We got some pretty big orders and we figured that we'd need about 1000 hours of production test time to get the stuff out. So I am designing a couple of new test sets and the kids will grind out a pile of Python, to replace classic manual test procedures with more automated stuff.
A couple of the product tests need measurement of time jitter. We had been using old Tek 11801C sampling scopes to measure jitter, but they are gigantic and slow. So we got to wondering if a cheap Rigol could measure jitter.
The DS1204B is a 4-channel 200 MHz, 2Gs/s scope for $1395. It doesn't do any jitter measurements. It will measure the time between rising edges of two channels, so we'll work with that.
It's always hard to figure out what scopes are doing internally; that's not often discussed in manuals. Experimentally, the DELAY A->B measurement seems to work well in both free-run and single-shot mode. In ss mode, one can measure a delay, say 5 ns from rising A to rising B, and it's right, and one can change that to 6 ns, fire one more acquisition, and that will be right too.

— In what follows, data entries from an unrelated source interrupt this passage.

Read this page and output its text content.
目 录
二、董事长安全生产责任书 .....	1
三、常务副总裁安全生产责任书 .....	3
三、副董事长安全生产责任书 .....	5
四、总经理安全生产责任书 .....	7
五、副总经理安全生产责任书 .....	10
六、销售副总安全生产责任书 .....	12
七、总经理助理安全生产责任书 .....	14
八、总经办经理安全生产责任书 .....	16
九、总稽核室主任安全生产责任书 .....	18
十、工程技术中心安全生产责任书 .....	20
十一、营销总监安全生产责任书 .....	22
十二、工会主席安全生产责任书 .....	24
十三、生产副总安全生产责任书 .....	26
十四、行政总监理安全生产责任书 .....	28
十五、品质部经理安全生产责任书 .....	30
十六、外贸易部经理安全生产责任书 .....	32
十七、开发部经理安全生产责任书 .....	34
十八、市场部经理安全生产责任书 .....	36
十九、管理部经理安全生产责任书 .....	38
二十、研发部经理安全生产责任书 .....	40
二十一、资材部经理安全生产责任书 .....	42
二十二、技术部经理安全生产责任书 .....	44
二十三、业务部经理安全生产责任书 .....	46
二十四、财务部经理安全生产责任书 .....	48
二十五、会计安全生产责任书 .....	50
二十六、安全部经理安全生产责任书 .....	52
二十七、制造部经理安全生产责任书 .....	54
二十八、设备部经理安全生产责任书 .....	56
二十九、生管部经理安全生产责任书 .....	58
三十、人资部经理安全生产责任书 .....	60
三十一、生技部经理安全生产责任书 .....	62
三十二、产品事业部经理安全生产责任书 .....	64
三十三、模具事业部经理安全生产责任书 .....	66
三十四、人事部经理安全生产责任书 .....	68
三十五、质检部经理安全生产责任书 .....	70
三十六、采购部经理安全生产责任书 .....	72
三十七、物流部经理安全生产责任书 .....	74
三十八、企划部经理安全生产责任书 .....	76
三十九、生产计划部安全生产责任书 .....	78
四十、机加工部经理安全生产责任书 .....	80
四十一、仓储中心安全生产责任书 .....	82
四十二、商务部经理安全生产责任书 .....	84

So we wrote some Python to do a bunch of DELAY A->B measurements and compute the RMS jitter. We used one of our DDGs as the source, which has about 6 ps RMS jitter between outputs. The Rigol reported different jitters depending on whether we were measuring continuous or single-shot. Single-shot takes longer to run, about 100 ms to fire each shot and read the delta-T. Continuous mode lets us snoop the time delta in about 10 ms (this is Ethernet) but reports more jitter, so I'm not sure what it really means.
Taking measurements in single-shot mode and doing the math seems to have a jitter measurement floor a bit below 30 ps RMS, which is amazing for a $1600 scope with a 2 GHz ADC clock, a 500 ps sampling interval. Shannon was one smart dude.
We generated some test signals with known jitter. Once the input jitter gets above 500 ps RMS or so, it doesn't seem to matter whether we use continuous or s/s mode for the time-interval measurement.
For lower jitter measurements, 100 acquisitions in s/s mode might be enough, and that will take about 10 seconds, which is tolerable.
Scopes that internally measure jitter are fabulously expensive, which is silly because it's just a little math.